Bought at Sanremo market |
The
Argentina river carves its course right through Molini: sit outside at the Bar
Regina del Bosco (Queen of the Woods) and you can enjoy a stunning view down
the valley while sipping an early evening apperitivo. With your drinks you'll
be served nibbles - stuzzichini - of
cubes of focaccia, tomato bruschetta, local ricotta, salami and olives. At the
Hotel Santo Spirito, there is no menu. The Patrona brings plates of hot and
cold antipasti, then the lightest pasta, followed by carne, usually a rich stew
of meat (venison, rabbit or boar) cooked slowly in red wine with rosemary and
juniper berries. The vino rosso della Casa is ruby-red, made locally, fruity
and fragrant.
Focaccia rising in cafe in Molini |
On
the first morning, while having breakfast of coffee and torta verde, I watched
the cafe owner put the finishing touches to two big trays of focaccia before
she delivered them to the village bakery (which is open 7 days a week) to be
cooked. Later, in Sanremo, a handsome riviera town, full of belle époque
elegance, designer shops and a bustling port, I wandered the aisles of the
market: piles of knobbly green and red tomatoes, bunches of yellow courgette flowers
(for stuffing), shiny purple aubergines, bags of deep crimson sun-dried
tomatoes, oils and vinegars, huge porcini mushrooms, small mountains of pine
nuts, rough wedges of Parmesan and
snow-white mounds of ricotta.
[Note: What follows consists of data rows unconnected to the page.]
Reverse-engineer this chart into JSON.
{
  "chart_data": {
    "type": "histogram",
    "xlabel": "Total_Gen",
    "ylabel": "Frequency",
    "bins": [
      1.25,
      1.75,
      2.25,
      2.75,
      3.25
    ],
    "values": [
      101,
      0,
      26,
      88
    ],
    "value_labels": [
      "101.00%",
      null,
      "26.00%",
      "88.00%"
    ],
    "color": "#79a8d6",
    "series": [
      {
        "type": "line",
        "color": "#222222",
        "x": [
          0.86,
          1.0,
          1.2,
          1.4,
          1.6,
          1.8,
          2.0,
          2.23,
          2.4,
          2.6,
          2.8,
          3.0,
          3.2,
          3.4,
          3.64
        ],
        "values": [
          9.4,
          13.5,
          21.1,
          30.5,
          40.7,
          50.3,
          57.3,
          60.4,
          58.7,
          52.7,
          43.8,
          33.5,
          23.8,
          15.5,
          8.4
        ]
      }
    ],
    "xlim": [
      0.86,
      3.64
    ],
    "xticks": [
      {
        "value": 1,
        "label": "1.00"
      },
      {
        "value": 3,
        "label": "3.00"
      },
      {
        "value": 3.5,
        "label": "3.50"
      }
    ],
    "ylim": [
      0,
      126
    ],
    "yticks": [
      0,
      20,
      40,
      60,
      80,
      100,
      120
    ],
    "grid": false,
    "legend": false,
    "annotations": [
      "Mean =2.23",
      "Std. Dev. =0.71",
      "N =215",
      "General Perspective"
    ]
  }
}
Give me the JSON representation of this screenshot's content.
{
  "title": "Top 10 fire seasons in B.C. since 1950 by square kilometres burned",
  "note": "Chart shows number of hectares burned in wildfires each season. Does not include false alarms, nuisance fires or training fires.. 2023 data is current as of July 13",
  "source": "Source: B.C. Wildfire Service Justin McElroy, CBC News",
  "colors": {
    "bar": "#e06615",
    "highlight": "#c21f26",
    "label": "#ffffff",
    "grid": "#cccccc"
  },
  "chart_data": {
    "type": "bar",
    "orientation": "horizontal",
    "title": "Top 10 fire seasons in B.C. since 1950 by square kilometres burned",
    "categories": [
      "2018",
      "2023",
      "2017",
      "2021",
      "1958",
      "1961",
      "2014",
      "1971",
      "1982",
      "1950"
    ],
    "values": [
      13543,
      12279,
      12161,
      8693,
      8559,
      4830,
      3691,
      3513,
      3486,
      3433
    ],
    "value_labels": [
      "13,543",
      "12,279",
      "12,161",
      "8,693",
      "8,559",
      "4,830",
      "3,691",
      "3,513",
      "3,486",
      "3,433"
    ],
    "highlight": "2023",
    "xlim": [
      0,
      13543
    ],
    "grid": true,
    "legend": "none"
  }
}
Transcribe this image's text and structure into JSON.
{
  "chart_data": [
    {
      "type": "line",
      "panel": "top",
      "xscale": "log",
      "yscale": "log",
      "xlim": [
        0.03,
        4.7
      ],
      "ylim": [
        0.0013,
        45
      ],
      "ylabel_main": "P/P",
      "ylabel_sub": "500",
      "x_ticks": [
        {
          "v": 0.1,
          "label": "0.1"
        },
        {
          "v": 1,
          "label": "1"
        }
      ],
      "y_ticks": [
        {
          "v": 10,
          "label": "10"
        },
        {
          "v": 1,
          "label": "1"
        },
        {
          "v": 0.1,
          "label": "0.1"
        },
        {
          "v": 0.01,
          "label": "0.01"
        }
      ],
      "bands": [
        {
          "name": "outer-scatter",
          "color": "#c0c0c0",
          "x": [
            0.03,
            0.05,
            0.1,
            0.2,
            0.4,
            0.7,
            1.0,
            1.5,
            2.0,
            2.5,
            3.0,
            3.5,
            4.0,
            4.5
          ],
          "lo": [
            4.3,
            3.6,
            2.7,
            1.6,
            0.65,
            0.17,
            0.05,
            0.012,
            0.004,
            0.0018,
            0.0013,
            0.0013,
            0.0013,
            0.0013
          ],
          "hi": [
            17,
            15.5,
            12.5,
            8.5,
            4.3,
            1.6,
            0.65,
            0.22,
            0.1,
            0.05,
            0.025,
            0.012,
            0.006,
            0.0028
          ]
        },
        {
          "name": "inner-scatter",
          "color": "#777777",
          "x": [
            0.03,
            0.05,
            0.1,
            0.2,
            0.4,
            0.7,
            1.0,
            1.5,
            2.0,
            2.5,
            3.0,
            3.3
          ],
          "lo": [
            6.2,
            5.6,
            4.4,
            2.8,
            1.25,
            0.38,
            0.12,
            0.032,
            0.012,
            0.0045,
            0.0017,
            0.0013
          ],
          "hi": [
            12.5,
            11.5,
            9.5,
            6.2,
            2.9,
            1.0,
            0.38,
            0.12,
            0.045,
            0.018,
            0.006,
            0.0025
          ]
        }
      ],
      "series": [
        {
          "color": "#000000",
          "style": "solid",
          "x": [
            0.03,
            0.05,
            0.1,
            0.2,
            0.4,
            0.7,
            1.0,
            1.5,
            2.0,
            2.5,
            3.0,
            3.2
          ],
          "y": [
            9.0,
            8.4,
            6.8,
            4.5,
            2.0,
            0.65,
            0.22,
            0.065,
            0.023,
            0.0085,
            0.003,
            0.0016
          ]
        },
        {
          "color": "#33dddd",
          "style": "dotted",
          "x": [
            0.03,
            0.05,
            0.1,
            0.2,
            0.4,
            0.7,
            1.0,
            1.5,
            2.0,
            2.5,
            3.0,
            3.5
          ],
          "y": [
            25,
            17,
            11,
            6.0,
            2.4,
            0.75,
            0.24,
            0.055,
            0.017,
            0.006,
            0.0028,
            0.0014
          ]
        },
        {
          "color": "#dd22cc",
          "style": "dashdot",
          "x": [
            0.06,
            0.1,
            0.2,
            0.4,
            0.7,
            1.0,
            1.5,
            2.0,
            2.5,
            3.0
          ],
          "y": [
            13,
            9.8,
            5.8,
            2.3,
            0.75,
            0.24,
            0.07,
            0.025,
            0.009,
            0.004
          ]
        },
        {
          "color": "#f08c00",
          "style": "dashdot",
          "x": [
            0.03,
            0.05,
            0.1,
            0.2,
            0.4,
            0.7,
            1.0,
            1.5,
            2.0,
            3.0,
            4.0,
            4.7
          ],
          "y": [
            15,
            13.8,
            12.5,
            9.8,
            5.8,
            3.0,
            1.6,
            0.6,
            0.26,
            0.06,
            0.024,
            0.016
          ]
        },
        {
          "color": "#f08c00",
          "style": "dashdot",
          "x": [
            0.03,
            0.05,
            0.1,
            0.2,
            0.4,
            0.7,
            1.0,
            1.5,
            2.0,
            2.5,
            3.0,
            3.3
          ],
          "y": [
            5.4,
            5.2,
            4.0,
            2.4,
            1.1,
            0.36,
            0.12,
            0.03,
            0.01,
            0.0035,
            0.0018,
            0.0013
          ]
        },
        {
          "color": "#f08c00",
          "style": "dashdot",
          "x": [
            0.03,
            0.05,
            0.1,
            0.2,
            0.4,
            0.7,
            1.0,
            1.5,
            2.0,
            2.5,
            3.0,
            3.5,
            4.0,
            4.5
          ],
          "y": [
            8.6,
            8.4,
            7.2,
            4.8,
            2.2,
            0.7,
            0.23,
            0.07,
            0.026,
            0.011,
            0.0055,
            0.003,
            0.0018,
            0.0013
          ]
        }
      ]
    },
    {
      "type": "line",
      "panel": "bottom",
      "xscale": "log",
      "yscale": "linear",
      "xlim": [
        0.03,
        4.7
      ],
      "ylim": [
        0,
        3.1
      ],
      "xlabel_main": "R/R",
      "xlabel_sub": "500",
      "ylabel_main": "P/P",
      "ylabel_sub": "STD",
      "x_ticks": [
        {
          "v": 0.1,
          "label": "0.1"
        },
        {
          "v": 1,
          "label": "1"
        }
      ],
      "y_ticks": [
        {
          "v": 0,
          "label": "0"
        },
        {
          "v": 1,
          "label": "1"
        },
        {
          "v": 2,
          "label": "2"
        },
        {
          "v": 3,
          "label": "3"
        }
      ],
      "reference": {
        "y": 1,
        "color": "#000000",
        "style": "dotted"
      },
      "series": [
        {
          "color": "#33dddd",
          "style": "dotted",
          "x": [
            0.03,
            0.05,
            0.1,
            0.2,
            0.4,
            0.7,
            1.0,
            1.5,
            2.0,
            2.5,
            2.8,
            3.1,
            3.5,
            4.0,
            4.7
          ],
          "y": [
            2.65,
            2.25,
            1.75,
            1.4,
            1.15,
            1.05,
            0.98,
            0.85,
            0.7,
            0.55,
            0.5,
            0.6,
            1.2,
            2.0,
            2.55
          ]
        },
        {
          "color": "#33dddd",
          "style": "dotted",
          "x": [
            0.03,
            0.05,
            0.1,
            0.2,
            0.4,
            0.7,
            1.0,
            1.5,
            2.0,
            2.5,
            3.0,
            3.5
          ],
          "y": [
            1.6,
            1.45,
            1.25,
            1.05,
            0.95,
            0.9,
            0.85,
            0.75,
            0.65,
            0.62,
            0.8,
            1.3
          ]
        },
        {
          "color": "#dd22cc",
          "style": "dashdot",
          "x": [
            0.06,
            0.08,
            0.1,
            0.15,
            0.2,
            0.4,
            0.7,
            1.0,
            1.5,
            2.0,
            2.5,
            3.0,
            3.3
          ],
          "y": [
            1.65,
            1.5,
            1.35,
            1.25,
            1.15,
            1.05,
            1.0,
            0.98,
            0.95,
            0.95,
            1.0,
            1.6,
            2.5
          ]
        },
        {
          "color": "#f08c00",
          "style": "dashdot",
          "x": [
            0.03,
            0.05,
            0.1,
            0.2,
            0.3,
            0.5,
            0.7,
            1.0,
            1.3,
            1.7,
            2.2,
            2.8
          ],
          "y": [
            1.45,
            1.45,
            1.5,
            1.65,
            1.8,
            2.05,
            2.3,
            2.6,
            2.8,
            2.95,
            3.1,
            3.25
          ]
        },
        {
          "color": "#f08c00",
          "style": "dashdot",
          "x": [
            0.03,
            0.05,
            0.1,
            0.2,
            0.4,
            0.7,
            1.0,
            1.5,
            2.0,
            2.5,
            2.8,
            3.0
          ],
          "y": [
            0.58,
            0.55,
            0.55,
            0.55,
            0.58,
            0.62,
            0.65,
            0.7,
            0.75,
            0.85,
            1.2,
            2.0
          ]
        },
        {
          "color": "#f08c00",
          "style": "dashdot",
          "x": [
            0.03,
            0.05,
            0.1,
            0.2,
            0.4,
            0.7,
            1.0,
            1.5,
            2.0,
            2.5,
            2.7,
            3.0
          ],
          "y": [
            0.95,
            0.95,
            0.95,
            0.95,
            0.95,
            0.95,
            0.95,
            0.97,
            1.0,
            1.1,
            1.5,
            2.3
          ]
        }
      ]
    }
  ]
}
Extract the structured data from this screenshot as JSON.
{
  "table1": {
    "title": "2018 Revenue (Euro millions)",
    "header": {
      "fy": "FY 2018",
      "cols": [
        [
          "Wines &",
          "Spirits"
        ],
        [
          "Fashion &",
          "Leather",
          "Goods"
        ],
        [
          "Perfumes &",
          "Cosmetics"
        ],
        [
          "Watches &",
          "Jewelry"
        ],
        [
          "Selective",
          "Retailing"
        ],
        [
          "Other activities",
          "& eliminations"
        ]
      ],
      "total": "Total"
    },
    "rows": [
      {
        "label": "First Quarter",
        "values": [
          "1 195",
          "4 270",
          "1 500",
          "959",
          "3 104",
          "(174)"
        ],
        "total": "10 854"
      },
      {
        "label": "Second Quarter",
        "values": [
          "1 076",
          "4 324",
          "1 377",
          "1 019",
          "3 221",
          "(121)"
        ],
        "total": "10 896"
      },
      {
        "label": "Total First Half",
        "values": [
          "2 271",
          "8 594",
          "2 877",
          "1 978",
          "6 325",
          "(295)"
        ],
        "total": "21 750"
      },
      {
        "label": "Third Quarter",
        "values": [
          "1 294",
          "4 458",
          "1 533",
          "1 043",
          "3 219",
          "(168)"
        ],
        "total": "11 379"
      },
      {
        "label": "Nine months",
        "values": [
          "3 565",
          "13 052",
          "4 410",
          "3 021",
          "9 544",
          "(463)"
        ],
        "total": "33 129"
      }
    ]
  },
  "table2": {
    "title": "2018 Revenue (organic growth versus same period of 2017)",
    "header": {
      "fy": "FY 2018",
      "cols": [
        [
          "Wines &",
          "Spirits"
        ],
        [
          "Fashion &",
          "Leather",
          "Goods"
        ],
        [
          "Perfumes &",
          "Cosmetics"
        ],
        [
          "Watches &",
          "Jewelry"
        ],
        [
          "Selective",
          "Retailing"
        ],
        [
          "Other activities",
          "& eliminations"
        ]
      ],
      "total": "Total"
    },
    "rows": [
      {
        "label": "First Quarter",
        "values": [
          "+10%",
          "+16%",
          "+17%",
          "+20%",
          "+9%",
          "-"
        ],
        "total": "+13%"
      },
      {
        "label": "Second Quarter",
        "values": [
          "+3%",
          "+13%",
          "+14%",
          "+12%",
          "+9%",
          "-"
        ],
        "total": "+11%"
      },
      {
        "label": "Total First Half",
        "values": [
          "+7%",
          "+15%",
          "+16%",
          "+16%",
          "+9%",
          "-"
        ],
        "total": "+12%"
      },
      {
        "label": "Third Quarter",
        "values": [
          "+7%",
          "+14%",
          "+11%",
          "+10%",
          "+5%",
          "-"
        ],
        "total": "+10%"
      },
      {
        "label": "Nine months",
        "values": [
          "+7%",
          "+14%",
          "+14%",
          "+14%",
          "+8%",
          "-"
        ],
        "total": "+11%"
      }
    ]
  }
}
I bought cloudy olive oil, sun-dried tomatoes
(unbelievably sweet), Limoncello and a hunk of parmesan. Lunch, taken at a
pavement restaurant near the casino, was fritto misto - mixed seafood dusted in
flour and deep-fried. Simple yet delicious.
Fritto misto for lunch in Sanremo |
Dinner
at Ca'Mea, just outside Badalucco, was just as memorable second time around.
You arrive, you are seated and almost before you have unfurled your napkin, the
first of 12 courses arrives: tomato bruschetta, raw mushrooms sliced over raw
steak, baked cheese, mushrooms with cream and potatoes, mushroom risotto,
mushroom tagliatelle, the tenderest tiny lamb cutlets. All washed down with Ca'Mea's
own red wine. Pudding is a choice of fruit with ice-cream or tiramisu, which is
not some fluffy pumped up version with soggy sponge, but is stiff and creamy - and
served in an enamel chamber pot. The bill for two? 70 Euros.
Porcini and other funghi at Sanremo market |
Drive
further up the mountain and turn left just below Triora. Continue to Loreto
where you get a fabulous view of the gorge. There's a trattoria here, an
unprepossessing little place on the roadside with plastic tablecloths and
strip-lighting. As at Ca'Mea, there is no menu. Course after course comes from
the small kitchen: homemade salami, cured beef, tiny lacy pancakes filled with
mushrooms, polenta with venison stew, rabbit with porcini mushrooms, sliced and
dusted in polenta and deep-fried. The 10-course lunch took two and a half
hours!
Aubergines at Sanremo market |
Courgette flowers at Sanremo market |
Practicalities:
Fly to either Nice or Genoa and hire a car. Nice is closer, but a more frenetic entry point, plus it can take up to 2 hours to collect your hire car. There is a good autostrada along the coast. Exit at Taggia and follow the signs for Triora. There is only one road up the mountain!